Kyle Larson — the defending NASCAR champ who has already won once this season at Fontana — said last week that he expects Reddick to have an “amazing season” after the driver led the pack during offseason testing. That could start on Sunday in Phoenix, though everyone is wondering how the new cars will adapt in Arizona.
“It’s hard to say,” Reddick said. “These cars, it’s been a lot of fun.”
Speaking of the Next Gen cars, Bowman’s curious how they’re going to react to restarts following cautions at Phoenix.
Restarts are somewhat nuts at most tracks as dozens of cars jockey for position, but the tri-oval at Phoenix Raceway provides a new challenge since drivers have a lot of space to maneuver on the apron if they can control their car.

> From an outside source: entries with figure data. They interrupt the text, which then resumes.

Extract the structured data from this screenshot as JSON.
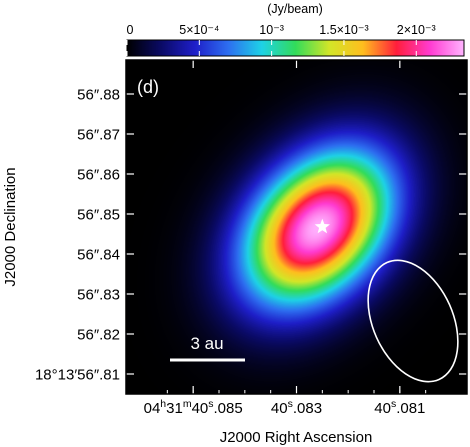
{
  "chart_data": {
    "type": "heatmap",
    "panel_label": "(d)",
    "colorbar": {
      "unit_label": "(Jy/beam)",
      "ticks": [
        {
          "value": 0,
          "label": "0"
        },
        {
          "value": 0.0005,
          "label": "5×10⁻⁴"
        },
        {
          "value": 0.001,
          "label": "10⁻³"
        },
        {
          "value": 0.0015,
          "label": "1.5×10⁻³"
        },
        {
          "value": 0.002,
          "label": "2×10⁻³"
        }
      ],
      "range": [
        0,
        0.00233
      ],
      "colormap": [
        "#000000",
        "#0a0a64",
        "#1e1ec8",
        "#2d6ef0",
        "#1ed2e6",
        "#32dc5a",
        "#d2e628",
        "#ffbe1e",
        "#ff1e3c",
        "#ff3cd2",
        "#ffb4ff"
      ]
    },
    "xlabel": "J2000 Right Ascension",
    "ylabel": "J2000 Declination",
    "x_ticks": [
      {
        "value": 40.085,
        "label": "04h31m40s.085"
      },
      {
        "value": 40.083,
        "label": "40s.083"
      },
      {
        "value": 40.081,
        "label": "40s.081"
      }
    ],
    "x_range": [
      40.0863,
      40.0797
    ],
    "y_ticks": [
      {
        "value": 56.81,
        "label": "18°13′56″.81"
      },
      {
        "value": 56.82,
        "label": "56″.82"
      },
      {
        "value": 56.83,
        "label": "56″.83"
      },
      {
        "value": 56.84,
        "label": "56″.84"
      },
      {
        "value": 56.85,
        "label": "56″.85"
      },
      {
        "value": 56.86,
        "label": "56″.86"
      },
      {
        "value": 56.87,
        "label": "56″.87"
      },
      {
        "value": 56.88,
        "label": "56″.88"
      }
    ],
    "y_range": [
      56.805,
      56.8885
    ],
    "peaks": [
      {
        "x": 40.083,
        "y": 56.8425,
        "value": 0.00232
      },
      {
        "x": 40.0822,
        "y": 56.8508,
        "value": 0.00228
      }
    ],
    "star": {
      "x": 40.0825,
      "y": 56.8468
    },
    "scale_bar": {
      "label": "3 au"
    },
    "beam_ellipse": true,
    "grid": false,
    "background": "#000000"
  }
}
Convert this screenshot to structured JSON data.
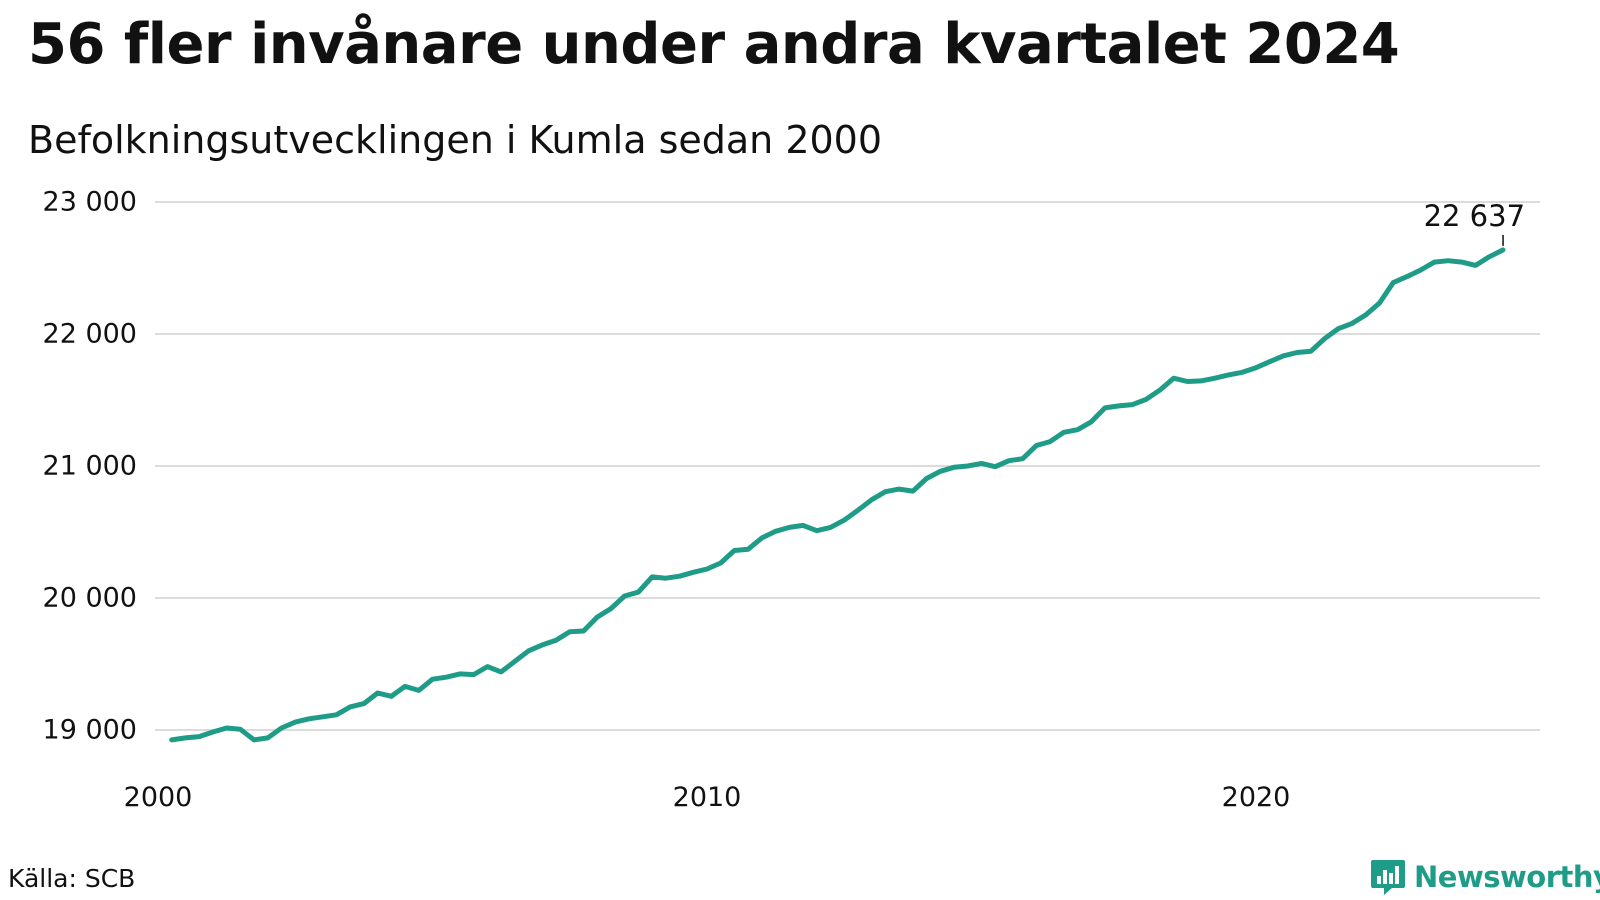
{
  "chart_data": {
    "type": "line",
    "title": "56 fler invånare under andra kvartalet 2024",
    "subtitle": "Befolkningsutvecklingen i Kumla sedan 2000",
    "xlabel": "",
    "ylabel": "",
    "xlim": [
      2000,
      2024.5
    ],
    "ylim": [
      18950,
      23000
    ],
    "x_ticks": [
      {
        "value": 2000,
        "label": "2000"
      },
      {
        "value": 2010,
        "label": "2010"
      },
      {
        "value": 2020,
        "label": "2020"
      }
    ],
    "y_ticks": [
      {
        "value": 19000,
        "label": "19 000"
      },
      {
        "value": 20000,
        "label": "20 000"
      },
      {
        "value": 21000,
        "label": "21 000"
      },
      {
        "value": 22000,
        "label": "22 000"
      },
      {
        "value": 23000,
        "label": "23 000"
      }
    ],
    "grid": true,
    "legend": "none",
    "line_color": "#1f9c87",
    "end_label": "22 637",
    "series": [
      {
        "x": [
          2000.25,
          2000.5,
          2000.75,
          2001,
          2001.25,
          2001.5,
          2001.75,
          2002,
          2002.25,
          2002.5,
          2002.75,
          2003,
          2003.25,
          2003.5,
          2003.75,
          2004,
          2004.25,
          2004.5,
          2004.75,
          2005,
          2005.25,
          2005.5,
          2005.75,
          2006,
          2006.25,
          2006.5,
          2006.75,
          2007,
          2007.25,
          2007.5,
          2007.75,
          2008,
          2008.25,
          2008.5,
          2008.75,
          2009,
          2009.25,
          2009.5,
          2009.75,
          2010,
          2010.25,
          2010.5,
          2010.75,
          2011,
          2011.25,
          2011.5,
          2011.75,
          2012,
          2012.25,
          2012.5,
          2012.75,
          2013,
          2013.25,
          2013.5,
          2013.75,
          2014,
          2014.25,
          2014.5,
          2014.75,
          2015,
          2015.25,
          2015.5,
          2015.75,
          2016,
          2016.25,
          2016.5,
          2016.75,
          2017,
          2017.25,
          2017.5,
          2017.75,
          2018,
          2018.25,
          2018.5,
          2018.75,
          2019,
          2019.25,
          2019.5,
          2019.75,
          2020,
          2020.25,
          2020.5,
          2020.75,
          2021,
          2021.25,
          2021.5,
          2021.75,
          2022,
          2022.25,
          2022.5,
          2022.75,
          2023,
          2023.25,
          2023.5,
          2023.75,
          2024,
          2024.25,
          2024.5
        ],
        "values": [
          18925,
          18940,
          18950,
          18985,
          19015,
          19005,
          18925,
          18940,
          19015,
          19060,
          19085,
          19100,
          19115,
          19175,
          19200,
          19280,
          19255,
          19330,
          19300,
          19385,
          19400,
          19425,
          19420,
          19480,
          19440,
          19520,
          19600,
          19645,
          19680,
          19745,
          19750,
          19855,
          19920,
          20015,
          20045,
          20160,
          20150,
          20165,
          20195,
          20220,
          20265,
          20360,
          20370,
          20455,
          20505,
          20535,
          20550,
          20510,
          20535,
          20590,
          20665,
          20745,
          20805,
          20825,
          20810,
          20905,
          20960,
          20990,
          21000,
          21020,
          20995,
          21040,
          21055,
          21155,
          21185,
          21255,
          21275,
          21335,
          21440,
          21455,
          21465,
          21505,
          21575,
          21665,
          21640,
          21645,
          21665,
          21690,
          21710,
          21745,
          21790,
          21835,
          21860,
          21870,
          21965,
          22040,
          22080,
          22145,
          22235,
          22390,
          22435,
          22485,
          22545,
          22555,
          22545,
          22520,
          22585,
          22637
        ]
      }
    ]
  },
  "source": "Källa: SCB",
  "brand": {
    "name": "Newsworthy",
    "icon": "newsworthy-logo-icon",
    "color": "#1f9c87"
  }
}
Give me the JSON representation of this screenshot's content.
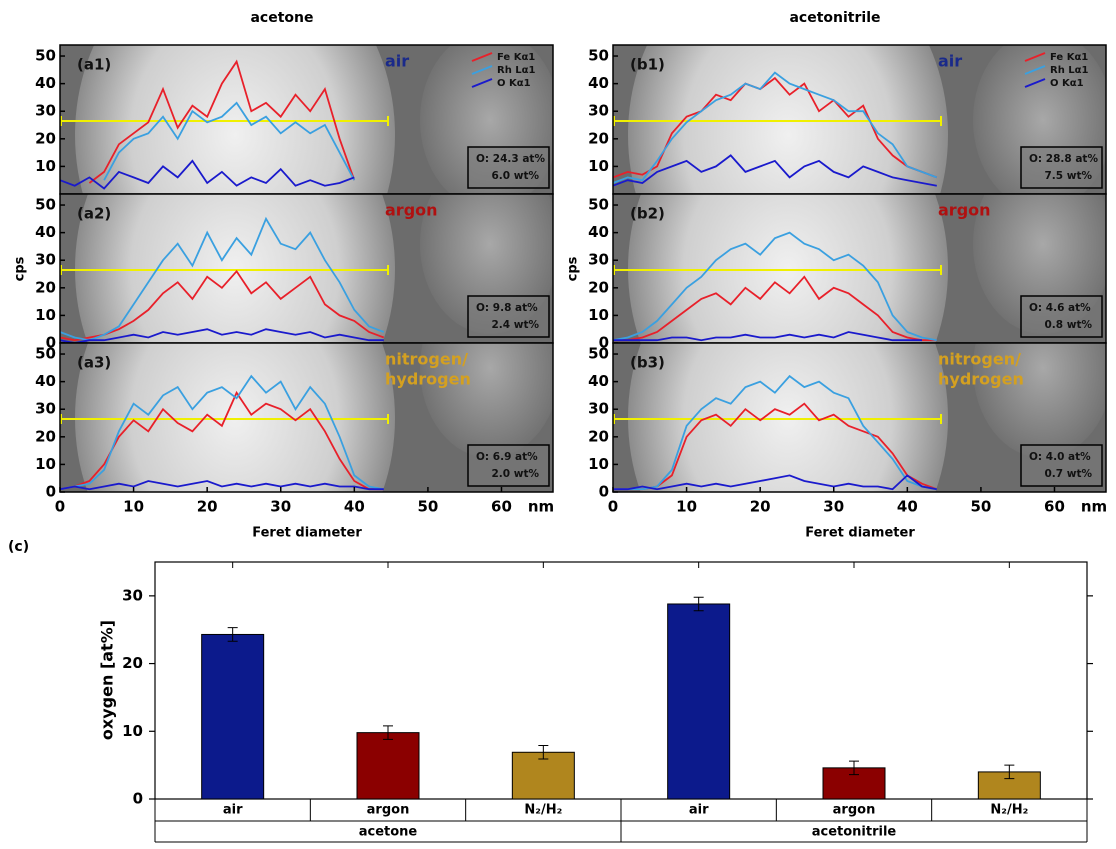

“Restart here? They’re kind of notoriously crazy cause of the dogleg and being able to shortcut that,” Bowman said. “I’m not sure anybody’s gone down there with the Next Gen car yet, just because of how rigid the car is and how things happen when the car hits the ground.”
Bowman, last week’s winner in Las Vegas, said he’s interested to see if the apron is good for racing. But he doesn’t plan on being the guinea pig.
“Let somebody else figure that out first I guess,” Bowman said, grinning.
Kevin Harvick is back at Phoenix where he’s had plenty of success with nine wins.
But the 46-year-old hasn’t won at the track since 2018 and the Next Gen car provides another wrinkle for the veteran driver to navigate. Harvick said the new car might be different, but after three races, it’s no longer an excuse.
“This is just ‘The Car,’” Harvick said. “It’s not ‘next’ anymore. We’re here racing the car.”
Harvick’s nine wins at Phoenix are far and away the most in Sunday’s field. Kyle Busch has won three times while Joey Logano and Denny Hamlin have both won twice. Martin Truex Jr. won last year’s spring race in Phoenix.
Larson is a 4-1 favorite to win at Phoenix, according to FanDuel. Truex is next at 7-1 odds … Much of the rest of the US might be groggy on Sunday because they lose an hour of sleep due to the clock change of Daylight Savings Time. That won’t be the case in Arizona, which doesn’t recognize DST. … Bowman is a native of Tucson, Arizona.